Potent trifluoromethoxy, trifluoromethylsulfonyl, trifluoromethylthio and pentafluorosulfanyl containing (1,3,4-oxadiazol-2-yl)benzamides against drug-resistant Gram-positive bacteria.

Abstract

According to the Centers for Disease Control and Prevention (CDC), methicillin-resistant Staphylococcus aureus (MRSA) affects about 80 000 patients in the US annually and directly causes about 11 000 deaths. Therefore, despite the fact that there are several drugs available for the treatment of MRSA, there is a need for new chemical entities. We previously reported that 1,3,4-oxadiazolyl sulfonamide F6 was bacteriostatic and inhibited MRSA strains with a minimum inhibitory concentration (MIC) of 2 μg mL-1. Here, we report the discovery of trifluoromethoxy (OCF3), trifluoromethylsulfonyl (SO2CF3), trifluoromethylthio (SCF3) and pentafluorosulfanyl (SF5) containing (1,3,4-oxadiazol-2-yl)benzamides exhibiting potent antibacterial activities against MRSA [MIC values as low as 0.06 μg mL-1 against linezolid-resistant S. aureus (NRS 119)]. Interestingly, whereas the OCF3 and SO2CF3 containing oxadiazoles were bacteriostatic, the SCF3 and SF5 containing oxadiazoles were bactericidal.
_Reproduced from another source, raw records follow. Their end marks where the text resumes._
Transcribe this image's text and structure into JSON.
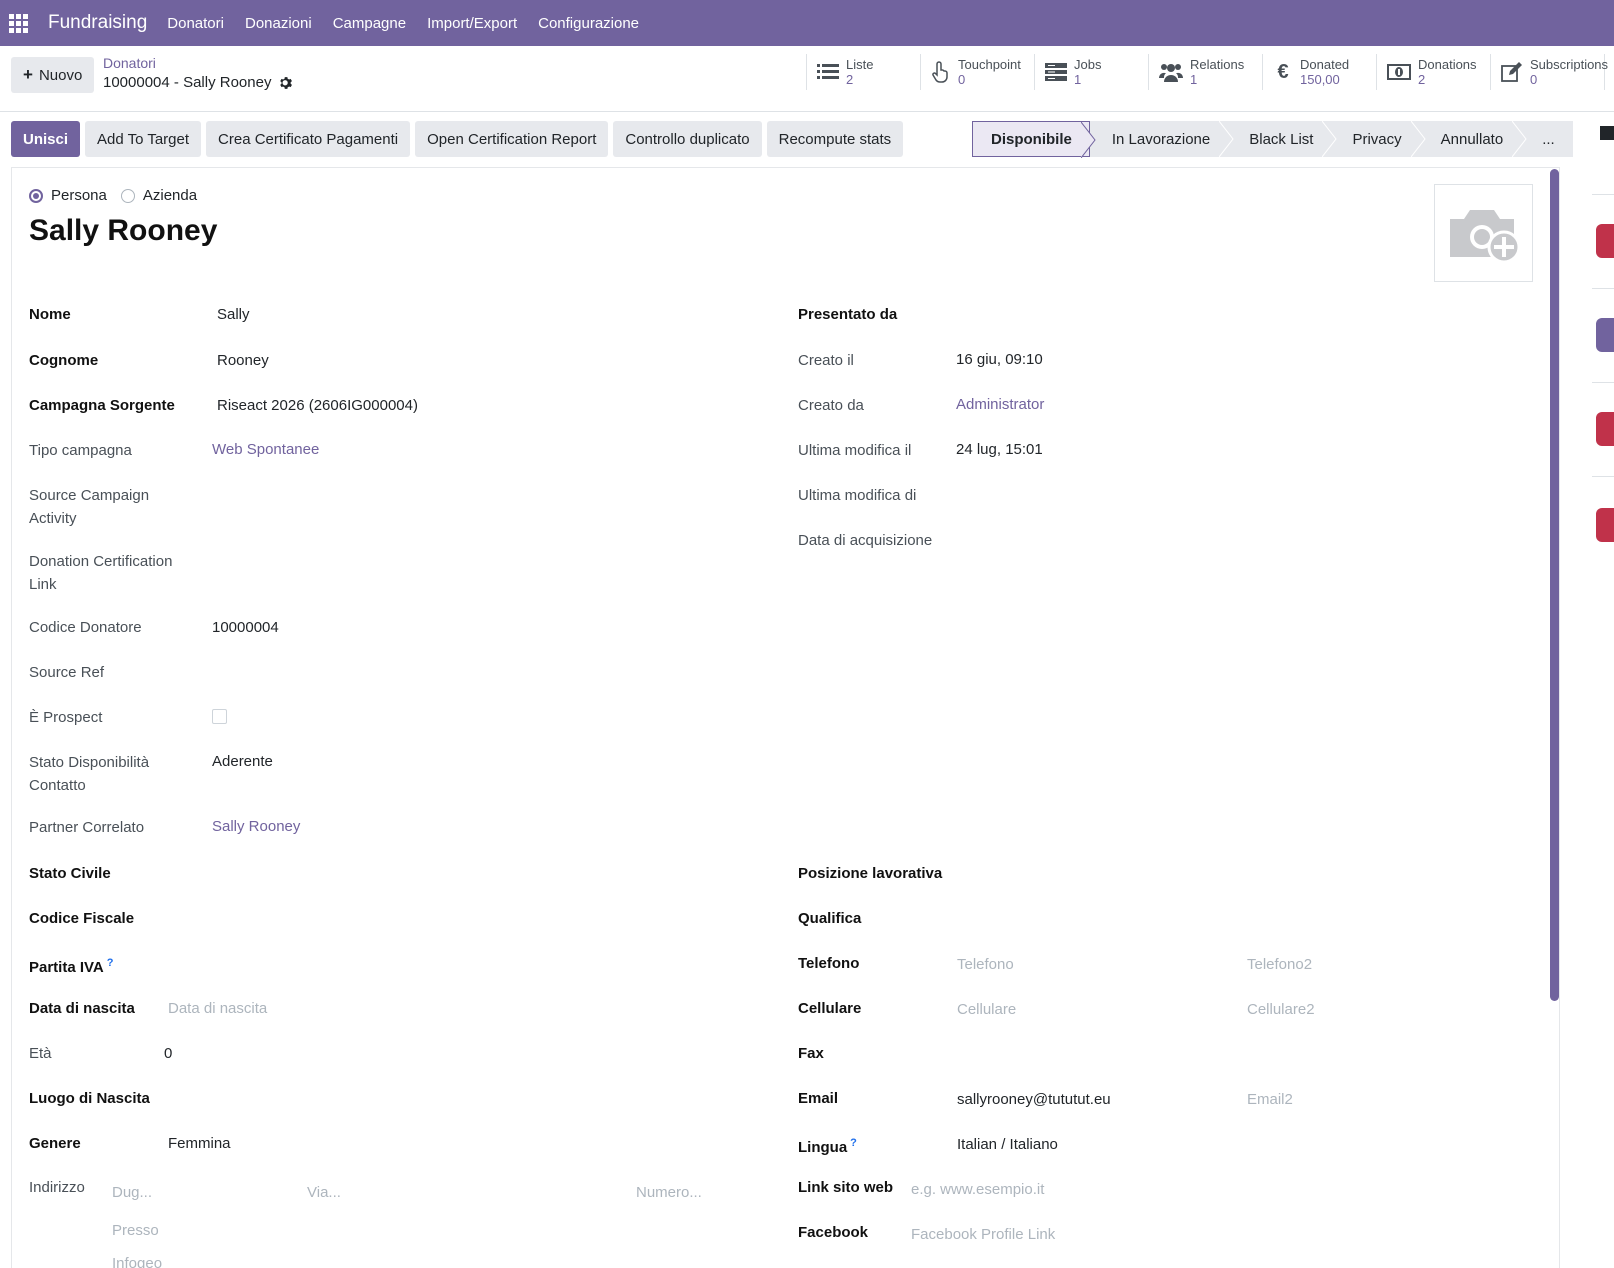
{
  "topbar": {
    "brand": "Fundraising",
    "menu": [
      "Donatori",
      "Donazioni",
      "Campagne",
      "Import/Export",
      "Configurazione"
    ]
  },
  "control": {
    "new_label": "Nuovo",
    "breadcrumb_parent": "Donatori",
    "breadcrumb_record": "10000004 - Sally Rooney",
    "stats": [
      {
        "label": "Liste",
        "value": "2",
        "icon": "list-icon"
      },
      {
        "label": "Touchpoint",
        "value": "0",
        "icon": "hand-pointer-icon"
      },
      {
        "label": "Jobs",
        "value": "1",
        "icon": "server-icon"
      },
      {
        "label": "Relations",
        "value": "1",
        "icon": "users-icon"
      },
      {
        "label": "Donated",
        "value": "150,00",
        "icon": "euro-icon"
      },
      {
        "label": "Donations",
        "value": "2",
        "icon": "money-icon"
      },
      {
        "label": "Subscriptions",
        "value": "0",
        "icon": "edit-icon"
      }
    ]
  },
  "actions": [
    "Unisci",
    "Add To Target",
    "Crea Certificato Pagamenti",
    "Open Certification Report",
    "Controllo duplicato",
    "Recompute stats"
  ],
  "status_stages": [
    "Disponibile",
    "In Lavorazione",
    "Black List",
    "Privacy",
    "Annullato",
    "..."
  ],
  "record": {
    "type_options": [
      "Persona",
      "Azienda"
    ],
    "selected_type": "Persona",
    "title": "Sally Rooney"
  },
  "left": {
    "nome": {
      "label": "Nome",
      "value": "Sally"
    },
    "cognome": {
      "label": "Cognome",
      "value": "Rooney"
    },
    "campagna_sorgente": {
      "label": "Campagna Sorgente",
      "value": "Riseact 2026 (2606IG000004)"
    },
    "tipo_campagna": {
      "label": "Tipo campagna",
      "value": "Web Spontanee"
    },
    "source_campaign_activity_1": "Source Campaign",
    "source_campaign_activity_2": "Activity",
    "donation_cert_link_1": "Donation Certification",
    "donation_cert_link_2": "Link",
    "codice_donatore": {
      "label": "Codice Donatore",
      "value": "10000004"
    },
    "source_ref": "Source Ref",
    "prospect": "È Prospect",
    "stato_disp_1": "Stato Disponibilità",
    "stato_disp_2": "Contatto",
    "stato_disp_value": "Aderente",
    "partner": {
      "label": "Partner Correlato",
      "value": "Sally Rooney"
    },
    "stato_civile": "Stato Civile",
    "codice_fiscale": "Codice Fiscale",
    "partita_iva": "Partita IVA",
    "help_mark": "?",
    "data_nascita": {
      "label": "Data di nascita",
      "placeholder": "Data di nascita"
    },
    "eta": {
      "label": "Età",
      "value": "0"
    },
    "luogo_nascita": "Luogo di Nascita",
    "genere": {
      "label": "Genere",
      "value": "Femmina"
    },
    "indirizzo": {
      "label": "Indirizzo",
      "dug": "Dug...",
      "via": "Via...",
      "numero": "Numero...",
      "presso": "Presso",
      "infogeo": "Infogeo"
    }
  },
  "right": {
    "presentato_da": "Presentato da",
    "creato_il": {
      "label": "Creato il",
      "value": "16 giu, 09:10"
    },
    "creato_da": {
      "label": "Creato da",
      "value": "Administrator"
    },
    "ultima_modifica_il": {
      "label": "Ultima modifica il",
      "value": "24 lug, 15:01"
    },
    "ultima_modifica_di": "Ultima modifica di",
    "data_acquisizione": "Data di acquisizione",
    "posizione": "Posizione lavorativa",
    "qualifica": "Qualifica",
    "telefono": {
      "label": "Telefono",
      "ph1": "Telefono",
      "ph2": "Telefono2"
    },
    "cellulare": {
      "label": "Cellulare",
      "ph1": "Cellulare",
      "ph2": "Cellulare2"
    },
    "fax": "Fax",
    "email": {
      "label": "Email",
      "value": "sallyrooney@tututut.eu",
      "ph2": "Email2"
    },
    "lingua": {
      "label": "Lingua",
      "value": "Italian / Italiano"
    },
    "sito": {
      "label": "Link sito web",
      "placeholder": "e.g. www.esempio.it"
    },
    "facebook": {
      "label": "Facebook",
      "placeholder": "Facebook Profile Link"
    }
  },
  "colors": {
    "brand": "#71639e",
    "badge": "#c0324a"
  }
}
They exhibited a wide spectrum of activities against an extensive panel of Gram-positive bacterial strains, including MRSA, vancomycin-resistant Staphylococcus aureus (VRSA), vancomycin-resistant enterococcus (VRE) and methicillin-resistant or cephalosporin-resistant Streptococcus pneumoniae. Furthermore, compounds 6 and 12 outperformed vancomycin in clearing intracellular MRSA in infected macrophages. Moreover, the tested compounds behaved synergistically or additively with antibiotics used for the treatment of MRSA infections.